Comment by craftkiller
5 days ago
No need to keep it to yourself. As you've mentioned, all of these requirements are misinformation so you can ignore people who repeat them (or even better, tell them to stop spreading misinformation).
For those not in the know:
You don't need to use enterprise quality disks. There is nothing in the ZFS design that requires enterprise quality disks any more than any other file system. In fact, ZFS has saved my data through multiple consumer-grade HDD failures over the years thanks to raidz.
The 1 gig per TB figure is ONLY for when using the ZFS dedup feature, which the ZFS dedup feature is widely regarded as a bad idea except in VERY specific use cases. 99.9% of ZFS users should not and will not use dedup and therefore they do not need ridiculous piles of ram.
There is nothing in the design of ZFS any more dangerous to run without ECC than any other filesystem. ECC is a good idea regardless of filesystem but its certainly not a requirement.
And you don't need x5 disks of redundancy. It runs great and has benefits even on single-disk systems like laptops. Naturally, having parity drives is better in case a drive fails but on single disk systems you still benefit from the checksumming, snapshotting, boot environments, transparent compression, incremental zfs send/recv, and cross-platform native encryption.
One reason why it might be a good idea to use higher quality drives when using ZFS is because it seems like in some scenarios ZFS can result in more writes being done to the drive than when other file systems are used. This can be a problem for some QLC and TLC drives that have low endurance.
I'm in the process of setting up a server at home and was testing a few different file systems. I was doing a test where I had a program continuously synchronously writing just a single byte every second (like might happen for some programs that are writing logs fairly continuously). For most of my tests I was just using the default settings for each file system. When using ext4 this resulted in 28 KB/s of actual writes being done to the drive which seems reasonable due to 4 KB blocks needing to be written, journaling, writing metadata, etc... BTRFS generated 68 KB/s of actual writes which still isn't too bad. When using ZFS about the best I could get it to do after trying various settings for volblocksize, ashift, logbias, atime, and compression settings still resulted in 312 KB/s of actual writes being done to the drive which I was not pleased with. At the rate ZFS was writing data, over a 10 year span that same program running continuously would result in about 100 TB of writes being done to the drive which is about a quarter of what my SSD is rated for.

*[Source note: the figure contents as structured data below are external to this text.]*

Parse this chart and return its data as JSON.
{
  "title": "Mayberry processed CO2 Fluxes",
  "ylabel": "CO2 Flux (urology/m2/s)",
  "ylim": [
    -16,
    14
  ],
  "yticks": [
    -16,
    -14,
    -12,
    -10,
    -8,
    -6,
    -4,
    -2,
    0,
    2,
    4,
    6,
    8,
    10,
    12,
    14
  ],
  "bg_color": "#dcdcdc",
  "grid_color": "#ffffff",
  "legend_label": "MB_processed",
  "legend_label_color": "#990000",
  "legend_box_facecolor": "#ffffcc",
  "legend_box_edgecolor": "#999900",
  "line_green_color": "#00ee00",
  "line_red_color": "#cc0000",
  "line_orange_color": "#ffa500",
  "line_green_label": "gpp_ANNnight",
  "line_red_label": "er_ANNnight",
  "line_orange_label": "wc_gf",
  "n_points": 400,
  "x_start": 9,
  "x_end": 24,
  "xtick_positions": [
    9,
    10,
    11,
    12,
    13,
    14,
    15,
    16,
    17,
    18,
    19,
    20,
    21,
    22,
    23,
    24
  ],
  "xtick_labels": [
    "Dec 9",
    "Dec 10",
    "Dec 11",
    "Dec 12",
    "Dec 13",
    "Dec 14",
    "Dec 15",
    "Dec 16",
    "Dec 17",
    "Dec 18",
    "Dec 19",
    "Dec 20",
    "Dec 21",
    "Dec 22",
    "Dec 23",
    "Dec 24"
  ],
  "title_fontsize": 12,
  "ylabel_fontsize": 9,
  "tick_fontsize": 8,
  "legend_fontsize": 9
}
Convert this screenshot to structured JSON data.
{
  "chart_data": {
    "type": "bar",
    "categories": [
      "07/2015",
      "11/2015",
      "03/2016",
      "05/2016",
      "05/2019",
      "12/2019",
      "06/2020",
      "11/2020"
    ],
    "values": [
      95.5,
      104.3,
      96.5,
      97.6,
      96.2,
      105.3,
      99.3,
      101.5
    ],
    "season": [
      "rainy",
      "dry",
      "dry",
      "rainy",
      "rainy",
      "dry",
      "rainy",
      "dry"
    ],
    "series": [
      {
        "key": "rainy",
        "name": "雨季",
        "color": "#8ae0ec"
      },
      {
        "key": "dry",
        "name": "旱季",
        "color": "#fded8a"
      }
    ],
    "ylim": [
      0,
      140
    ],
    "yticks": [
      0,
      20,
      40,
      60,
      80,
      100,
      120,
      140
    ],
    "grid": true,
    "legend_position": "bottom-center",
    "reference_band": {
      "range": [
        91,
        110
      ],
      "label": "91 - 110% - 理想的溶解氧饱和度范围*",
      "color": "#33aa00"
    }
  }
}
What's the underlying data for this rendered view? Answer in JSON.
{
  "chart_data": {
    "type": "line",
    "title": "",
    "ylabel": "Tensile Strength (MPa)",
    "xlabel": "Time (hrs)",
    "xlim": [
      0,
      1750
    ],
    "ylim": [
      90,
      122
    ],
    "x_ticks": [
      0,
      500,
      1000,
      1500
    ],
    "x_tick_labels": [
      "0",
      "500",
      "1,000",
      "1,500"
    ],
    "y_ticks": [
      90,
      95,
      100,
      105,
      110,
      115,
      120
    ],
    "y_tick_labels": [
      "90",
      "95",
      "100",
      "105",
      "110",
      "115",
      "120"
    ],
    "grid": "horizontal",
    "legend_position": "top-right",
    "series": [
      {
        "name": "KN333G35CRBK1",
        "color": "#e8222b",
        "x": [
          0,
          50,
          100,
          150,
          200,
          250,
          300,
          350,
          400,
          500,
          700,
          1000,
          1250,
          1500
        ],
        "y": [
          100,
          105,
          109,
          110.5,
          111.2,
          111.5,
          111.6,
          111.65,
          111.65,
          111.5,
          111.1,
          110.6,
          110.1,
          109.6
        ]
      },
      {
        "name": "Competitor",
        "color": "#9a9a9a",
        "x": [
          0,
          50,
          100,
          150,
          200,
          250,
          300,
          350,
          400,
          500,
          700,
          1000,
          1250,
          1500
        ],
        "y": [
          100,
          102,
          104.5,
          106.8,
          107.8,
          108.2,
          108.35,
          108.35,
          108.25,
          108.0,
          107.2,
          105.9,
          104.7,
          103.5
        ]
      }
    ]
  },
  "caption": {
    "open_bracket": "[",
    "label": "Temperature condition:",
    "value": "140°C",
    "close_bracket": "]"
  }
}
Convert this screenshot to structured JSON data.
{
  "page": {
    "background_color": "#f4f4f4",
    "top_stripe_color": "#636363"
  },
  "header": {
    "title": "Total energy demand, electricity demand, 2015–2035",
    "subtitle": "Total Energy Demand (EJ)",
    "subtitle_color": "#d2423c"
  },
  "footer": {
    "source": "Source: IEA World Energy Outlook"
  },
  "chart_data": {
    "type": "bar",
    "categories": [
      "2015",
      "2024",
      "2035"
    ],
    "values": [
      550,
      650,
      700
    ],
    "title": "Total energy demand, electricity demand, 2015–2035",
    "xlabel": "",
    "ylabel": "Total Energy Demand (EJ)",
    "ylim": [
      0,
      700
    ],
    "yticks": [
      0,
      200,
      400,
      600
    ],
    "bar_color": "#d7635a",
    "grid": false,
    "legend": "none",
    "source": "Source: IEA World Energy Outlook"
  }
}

One knob you could change that should radically alter that is zfs_txg_timeout which is how many seconds ZFS will accumulate writes before flushing them out to disk. The default is 5 seconds, but I usually increase mine to 20. When writing a lot of data, it'll get flushed to disk more often, so this timer is only for when you're writing small amounts of data like the test you just described.
> like might happen for some programs that are writing logs fairly continuously
On Linux, I think journald would be aggregating your logs from multiple services so at least you wouldn't be incurring that cost on a per-program basis. On FreeBSD with syslog we're doomed to separate log files.
> over a 10 year span that same program running continuously would result in about 100 TB of writes being done to the drive which is about a quarter of what my SSD is rated for
I sure hope I've upgraded SSDs by the year 2065.
> One knob you could change that should radically alter that is zfs_txg_timeout which is how many seconds ZFS will accumulate writes before flushing them out to disk.
I don't believe that zfs_txg_timeout setting would make much of a difference for the test I described where I was doing synchronous writes.
> On Linux, I think journald would be aggregating your logs from multiple services so at least you wouldn't be incurring that cost on a per-program basis.
The server I'm setting up will be hosting several VMs running a mix of OSes and distros and running many types types of services and apps. Some of the logging could be aggregated but there will be multiple types of I/O (various types of databases, app updates, file server, etc...) and I wanted to get an idea of how much file system overhead there might be in a worst case kind of scenario.
> I sure hope I've upgraded SSDs by the year 2065.
Since I'll be running a lot of stuff on the server, I'll probably have quite a bit more writing going on than the test I described so if I used ZFS I believe the SSD could reach its rated endurance in just several years.
>I sure hope I've upgraded SSDs by the year 2065.
My mind jumped at that too when I first read parent's comment. But presumably he's writing other files to disk too. Not just that one file. :)
1 reply →
> The 1 gig per TB figure is ONLY for when using the ZFS dedup feature, which the ZFS dedup feature is widely regarded as a bad idea except in VERY specific use cases. 99.9% of ZFS users should not and will not use dedup and therefore they do not need ridiculous piles of ram.
You also really don't need a 1GB for RAM unless you have a very high write volume. YMMV but my experience is that its closer to 1GB for 10TB.